Checking an implicit solution of a diff eqn

[df606]

Homework Statement

"Determine whether the equations on the right define implicit functions of x. For those which do, determine whether they are implicit solutions of the differential equations on the left."

e^(x-y) + e^(y-x)(dy/dx) = 0, e^(2y)+e^(2x) = 1

The Attempt at a Solution

Apologies for blurry camera picture, I still don't know latex.
I solved the right equation for y, then took the derivative, and plugged both back into the left equation. I've been looking at this for about half an hour and I can't figure out where I've gone wrong.

edit: the answer says that it is an implicit solution

 

[Dick]

You should probably try using implicit differentiation, like your title suggests. If e^(2x)+e^(2y)=1 then 2*e^(2x)+2*y'*e^(2y)=0 differentiating both sides by x, right? Solve for y' and substitute into the differential equation. It's often a lot easier then solving for y (which might not even be possible) and then differentiating.

 

[micromass]

Hi df606!

You wrote something like this two times:

e^{\frac{1}{2}\log(1-e^{2x})}=\sqrt{e}(1-e^{2x})

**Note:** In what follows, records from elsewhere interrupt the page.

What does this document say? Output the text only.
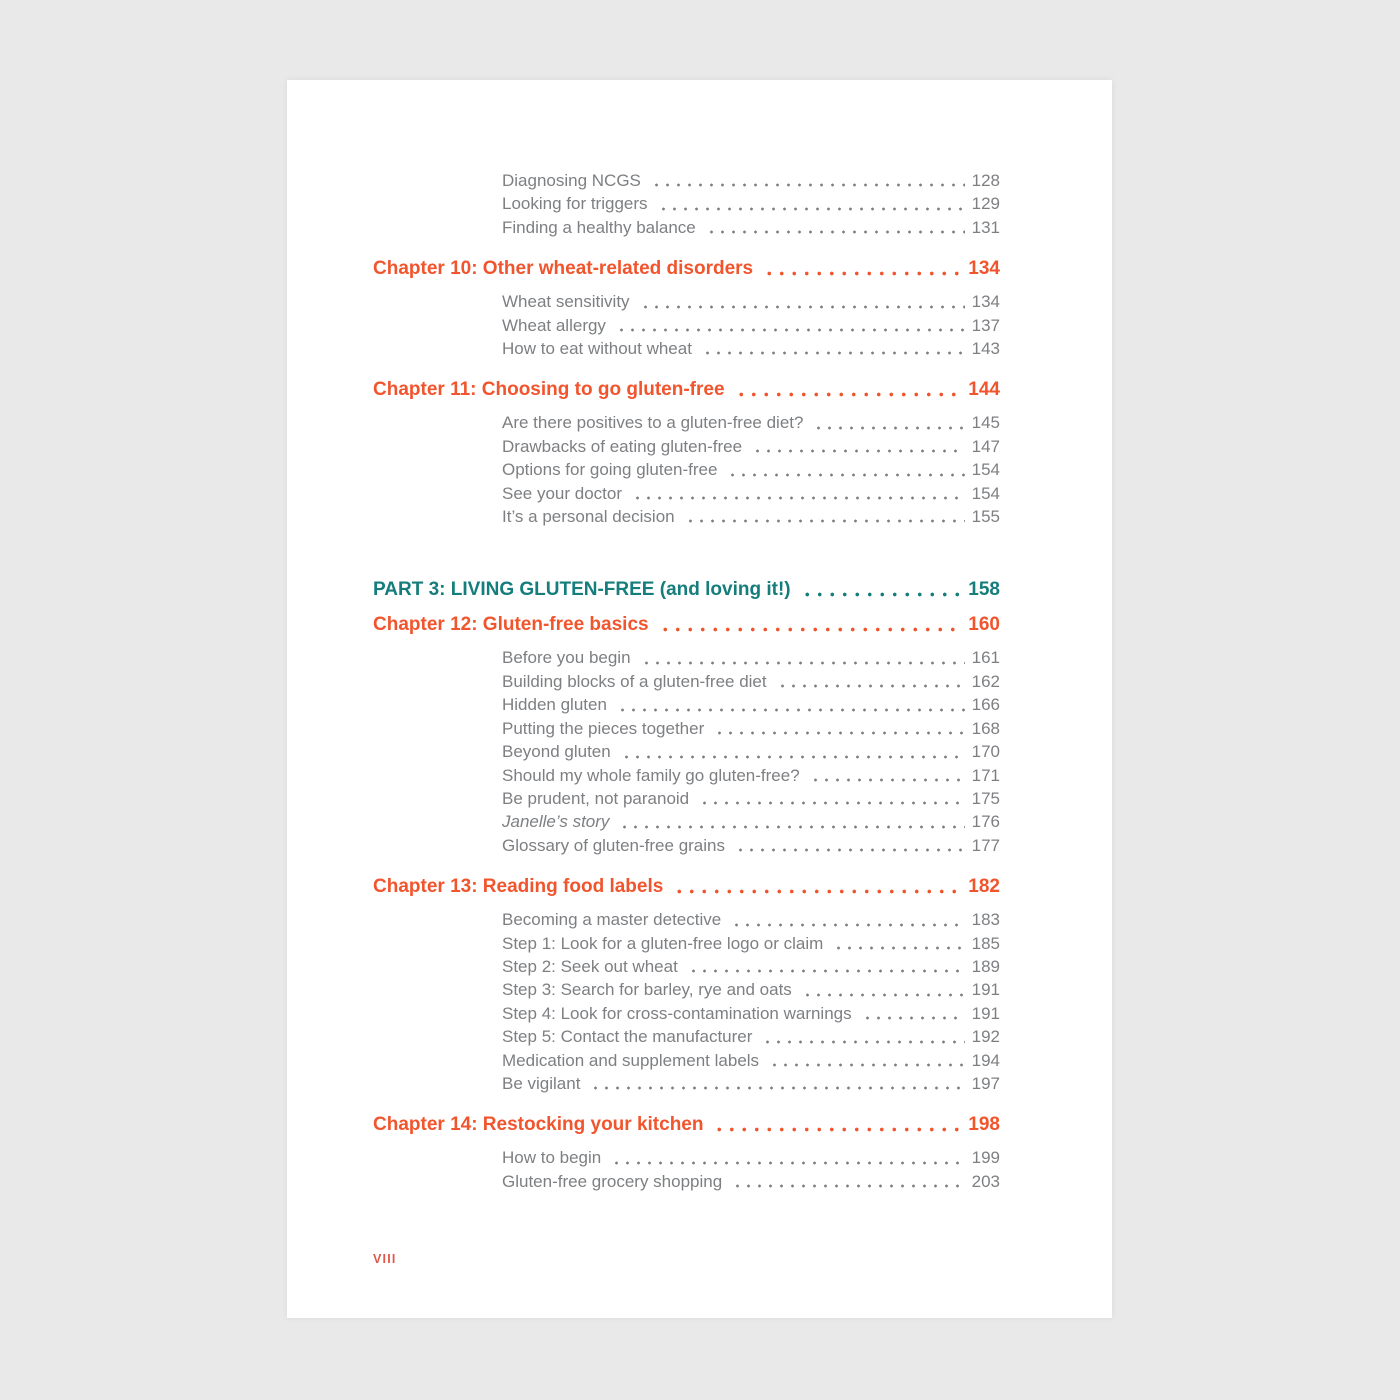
Diagnosing NCGS	128
Looking for triggers	129
Finding a healthy balance	131
Chapter 10: Other wheat-related disorders	134
Wheat sensitivity	134
Wheat allergy	137
How to eat without wheat	143
Chapter 11: Choosing to go gluten-free	144
Are there positives to a gluten-free diet?	145
Drawbacks of eating gluten-free	147
Options for going gluten-free	154
See your doctor	154
It’s a personal decision	155
PART 3: LIVING GLUTEN-FREE (and loving it!)	158
Chapter 12: Gluten-free basics	160
Before you begin	161
Building blocks of a gluten-free diet	162
Hidden gluten	166
Putting the pieces together	168
Beyond gluten	170
Should my whole family go gluten-free?	171
Be prudent, not paranoid	175
Janelle’s story	176
Glossary of gluten-free grains	177
Chapter 13: Reading food labels	182
Becoming a master detective	183
Step 1: Look for a gluten-free logo or claim	185
Step 2: Seek out wheat	189
Step 3: Search for barley, rye and oats	191
Step 4: Look for cross-contamination warnings	191
Step 5: Contact the manufacturer	192
Medication and supplement labels	194
Be vigilant	197
Chapter 14: Restocking your kitchen	198
How to begin	199
Gluten-free grocery shopping	203
VIII
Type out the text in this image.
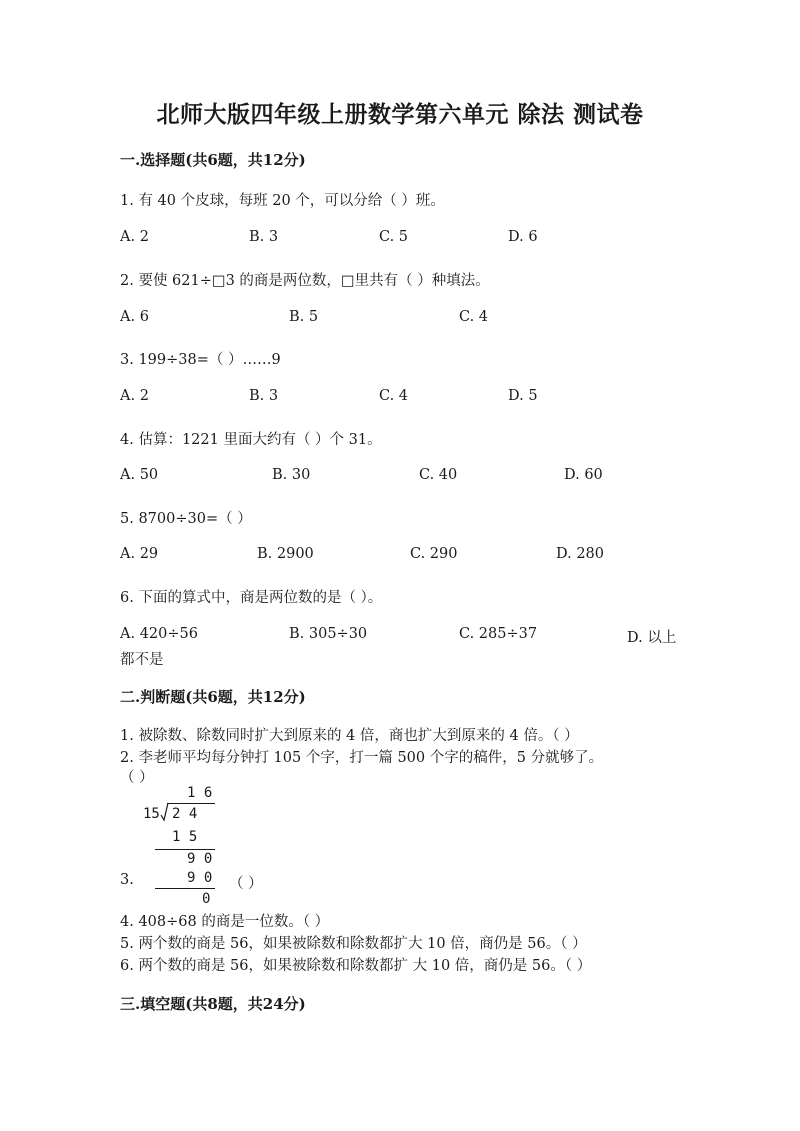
北师大版四年级上册数学第六单元 除法 测试卷
一.选择题(共6题，共12分)
1. 有 40 个皮球，每班 20 个，可以分给（ ）班。
A. 2	B. 3	C. 5	D. 6
2. 要使 621÷□3 的商是两位数，□里共有（ ）种填法。
A. 6	B. 5	C. 4
3. 199÷38=（ ）……9
A. 2	B. 3	C. 4	D. 5
4. 估算：1221 里面大约有（ ）个 31。
A. 50	B. 30	C. 40	D. 60
5. 8700÷30=（ ）
A. 29	B. 2900	C. 290	D. 280
6. 下面的算式中，商是两位数的是（ ）。
A. 420÷56	B. 305÷30	C. 285÷37	D. 以上
都不是
二.判断题(共6题，共12分)
1. 被除数、除数同时扩大到原来的 4 倍，商也扩大到原来的 4 倍。（ ）
2. 李老师平均每分钟打 105 个字，打一篇 500 个字的稿件，5 分就够了。
（ ）
1 6
15 2 4
1 5
9 0
9 0
0
3.	（ ）
4. 408÷68 的商是一位数。（ ）
5. 两个数的商是 56，如果被除数和除数都扩大 10 倍，商仍是 56。（ ）
6. 两个数的商是 56，如果被除数和除数都扩 大 10 倍，商仍是 56。（ ）
三.填空题(共8题，共24分)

You seem to be doing e^{ab}=e^ae^b, which is of course incorrect. The correct formula is

e^{\frac{1}{2}\log(1-e^{2x})}=\left( e^{\log(1-e^{2x})}\right)^{1/2}=\sqrt{1-e^{2x}}

I did not check from there on...

 

[df606]

Aha! Thank you micromass. I figured I was doing something like that. However, after doing what Dick suggested, the problem became incredibly simple, and I find it rather hilarious that I didn't try doing that earlier.